Zugleich wurde ein Atemschutztrupp in die zum Glück nur Hüfthohe Güllegrube heruntergelassen, um das Tier in der großen Grube zu suchen. „Gefährlich ist es in der Grube durch das geruchlose Methangas“, sagte Pressesprecher Tim Herrmann von der Sehnder Feuerwehr. „Ersticken droht, deshalb war für die Feuerwehrleute höchste Eile geboten.“ Als das Tier dann endlich gesichtet wurde, musste der Atemschutztrupp jedoch seine Erkundung aufgrund ausgehender Atemluft abbrechen.

Doch da sie das Tier lokalisiert hatten, konnte der Spaltboden mit Brechstangen an dieser Stelle geöffnet werden. Das Tier wurde zunächst umgehend durch eine Leine gesichert.

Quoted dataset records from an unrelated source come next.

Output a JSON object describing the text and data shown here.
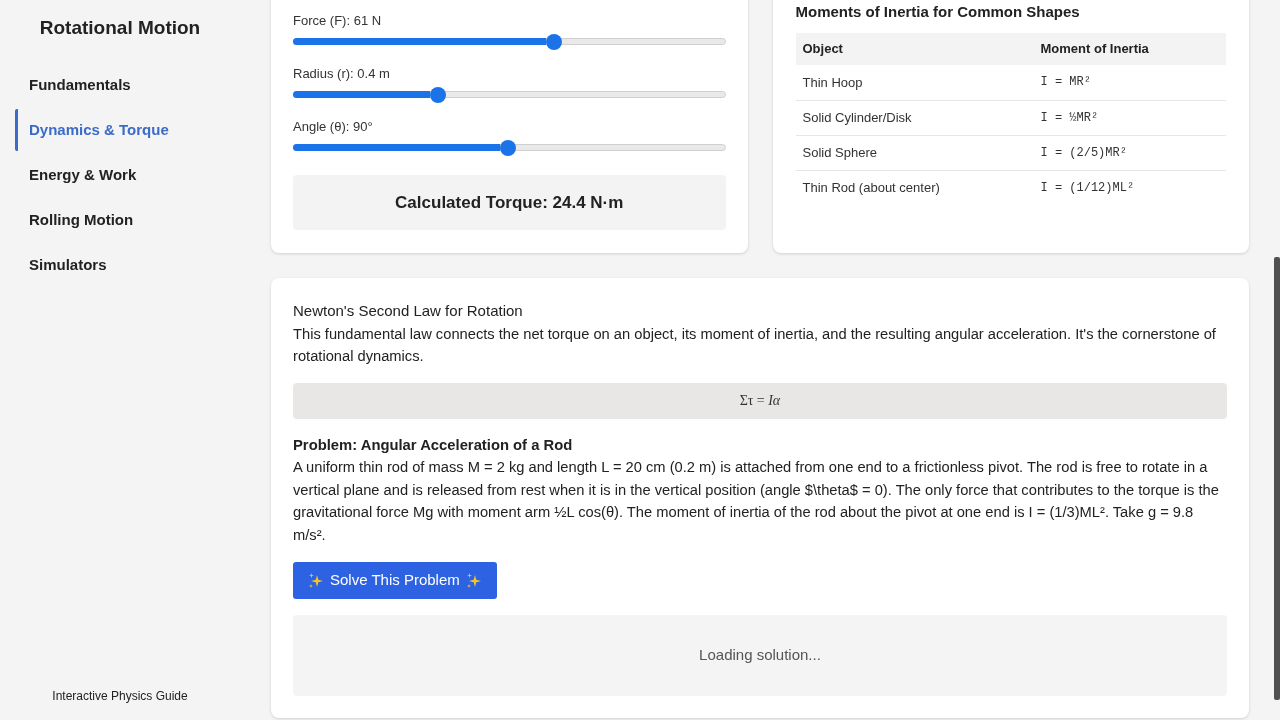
{
  "sidebar": {
    "title": "Rotational Motion",
    "items": [
      {
        "label": "Fundamentals",
        "selected": false
      },
      {
        "label": "Dynamics & Torque",
        "selected": true
      },
      {
        "label": "Energy & Work",
        "selected": false
      },
      {
        "label": "Rolling Motion",
        "selected": false
      },
      {
        "label": "Simulators",
        "selected": false
      }
    ],
    "footer": "Interactive Physics Guide"
  },
  "torque_calculator": {
    "sliders": [
      {
        "label": "Force (F): 61 N",
        "level": 0.61
      },
      {
        "label": "Radius (r): 0.4 m",
        "level": 0.33
      },
      {
        "label": "Angle (θ): 90°",
        "level": 0.5
      }
    ],
    "result": "Calculated Torque: 24.4 N·m"
  },
  "inertia_table": {
    "title": "Moments of Inertia for Common Shapes",
    "columns": [
      "Object",
      "Moment of Inertia"
    ],
    "rows": [
      [
        "Thin Hoop",
        "I = MR²"
      ],
      [
        "Solid Cylinder/Disk",
        "I = ½MR²"
      ],
      [
        "Solid Sphere",
        "I = (2/5)MR²"
      ],
      [
        "Thin Rod (about center)",
        "I = (1/12)ML²"
      ]
    ]
  },
  "newtons_second_law": {
    "title": "Newton's Second Law for Rotation",
    "description": "This fundamental law connects the net torque on an object, its moment of inertia, and the resulting angular acceleration. It's the cornerstone of rotational dynamics.",
    "formula": "Στ = *Iα*",
    "problem": {
      "title": "Problem: Angular Acceleration of a Rod",
      "text": "A uniform thin rod of mass M = 2 kg and length L = 20 cm (0.2 m) is attached from one end to a frictionless pivot. The rod is free to rotate in a vertical plane and is released from rest when it is in the vertical position (angle $\\theta$ = 0). The only force that contributes to the torque is the gravitational force Mg with moment arm ½L cos(θ). The moment of inertia of the rod about the pivot at one end is I = (1/3)ML². Take g = 9.8 m/s².",
      "button": "Solve This Problem",
      "solution": "Loading solution..."
    }
  }
}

Trupp mit Wathosen nach dem Einsatz – Foto: Stadtfeuerwehr Sehnde

Trupp mit Wathosen nach dem Einsatz – Foto: Stadtfeuerwehr Sehnde

Mit Hilfe von B-Schläuchen, die dem Tier unter dem Bauch hindurch gezogen wurden, konnte das fünf Monate alte und rund 180 Kilogramm schwere Rind mit ausreichend Manpower nach oben gezogen werden. Insgesamt waren 14 Leute erforderlich, um das Tier aus der Grube zu hieven. Schweres technisches Gerät konnte aufgrund der Traglast der Spaltböden nicht verwendet werden.

Eine Tierärztin legte nach der Bergung bei dem Rind sofort eine Infusion an. Parallel wurde das Tier sofort gesäubert und zur weiteren Versorgung in einen anderen Stall geführt. „Aktuell lässt sich das Tier nichts anmerken, alles scheint offensichtlich wieder in Ordnung zu sein“, teilt Herrmann mit. Ob das Tier jedoch die drei dramatischen Stunden unbeschadet übersteht, muss abgewartet werden.

Im „Rettungseinsatz“ waren die Ortsfeuerwehren Dolgen, Evern, Haimar, Rethmar und die Logistikgruppe der Ortsfeuerwehr Sehnde mit insgesamt 32 Einsatzkräften und sieben Fahrzeugen.